For many compulsive parkrun tourists, becoming an “alphabeteer” (visiting a parkrun beginning with every letter of the alphabet, except X, because there isn’t one starting with X… yet) is a top priority. It’s an enjoyable challenge which requires one to be a little creative. Some letters are easy (I’ve lost count of my Bs, Hs and Ss) and others are surprisingly difficult (my L is Lee on the Solent and my T is Teignmouth, the initial letter being a factor in the choice though I was in the vague area anyway and it helps that both are lovely promenade runs). Some letters are very limited indeed which is why the little known Polish town of Zielona Gora has an influx of mad British runners every weekend and everyone was extremely upset when Yeovil Montacute closed down. For a long time the only UK options for a J were Jersey and Jersey Farm, the former being a plane trip away and the latter being a grassy hill-less course that did not meet my course suitability criteria. Thankfully, in 2019 some more options emerged, including Jesmond Dene in Newcastle. The RunThrough organised Gateshead 10k/Half Marathon seemed like a good idea for Team Idiot to traipse up to the deep north and earn their J, and it also happened to fall on the weekend of my 45th (“new age category” as Rob keeps reminding me, as if I have any more chance of beating 50 year olds than 44 year olds) birthday so there was an excuse for me to get plastered in The Alchemist the same weekend.
Jesmond Dene isn’t just an ordinary park. It’s an artificially created area of natural beauty, where the smooth tarmac paths swoop alongside a flowing river and one can glimpse waterfalls, stepping stones, nuthatches singing in the trees and the sunlight filtering through the trees. It is not the sort of parkrun which you would want to run too fast because you might miss the sights, so it is a good thing that it is too hilly to run fast anyway. The volunteers kindly write “look” on the ground in chalk at the best viewpoint, the highest point of the course where you can look out over the valley. I am glad I don’t run with my phone as I would have been tempted to stop and take photos and that would not have helped my performance at all. The first 2k are mainly uphill. At first the gradients are not too challenging, but they soon pick up, culminating with a set of 21 steps (yes, steps) and then a nasty, steep, endless hill that forced me into a walk (much to my annoyance). Your reward for reaching the top of this hill (you will, eventually) is a couple of laps of a flattish, ordinary park.

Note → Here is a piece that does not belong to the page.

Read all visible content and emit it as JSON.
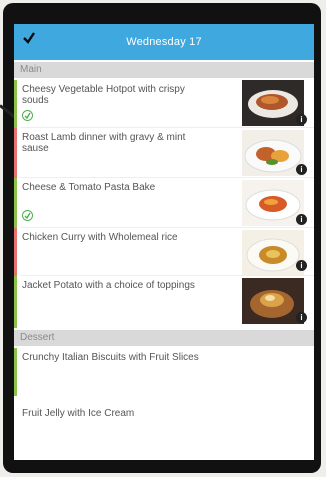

Although this bit was easier I didn’t like it as much, mainly because I found it a bit disorienting and had a growing unease that I had somehow cut the course because I was being overtaken by a bunch of people who were faster than me but not fast enough to lap me. In fact this is exactly what is meant to happen and a function of the slightly odd lap system and it is best not to try to work it out and just keep your eyes on the chalk markings and trust that in time all will become clear (with a “finish this way, second lap that way”). The second time you pass this marking you will be at about 4k and the remaining 1k is a bit like going down a bumpy water slide to the finish. There is one bit so steep that I felt my legs gathering speed uncontrollably and became worried that I was going to plunge into the two girls in front of me and knock them over like a bowling ball. You are pretty much guaranteed a huge negative split at this parkrun.
I crashed over the finish line in 36:42 which I thought was quite a good performance given the difficulty of the course.
In summary, I would highly recommend this parkrun to anyone (unless you have a phobia of stairs). The “J” may be the obvious draw but there is so much more to it than that. It would be worth visiting even if it started with a B.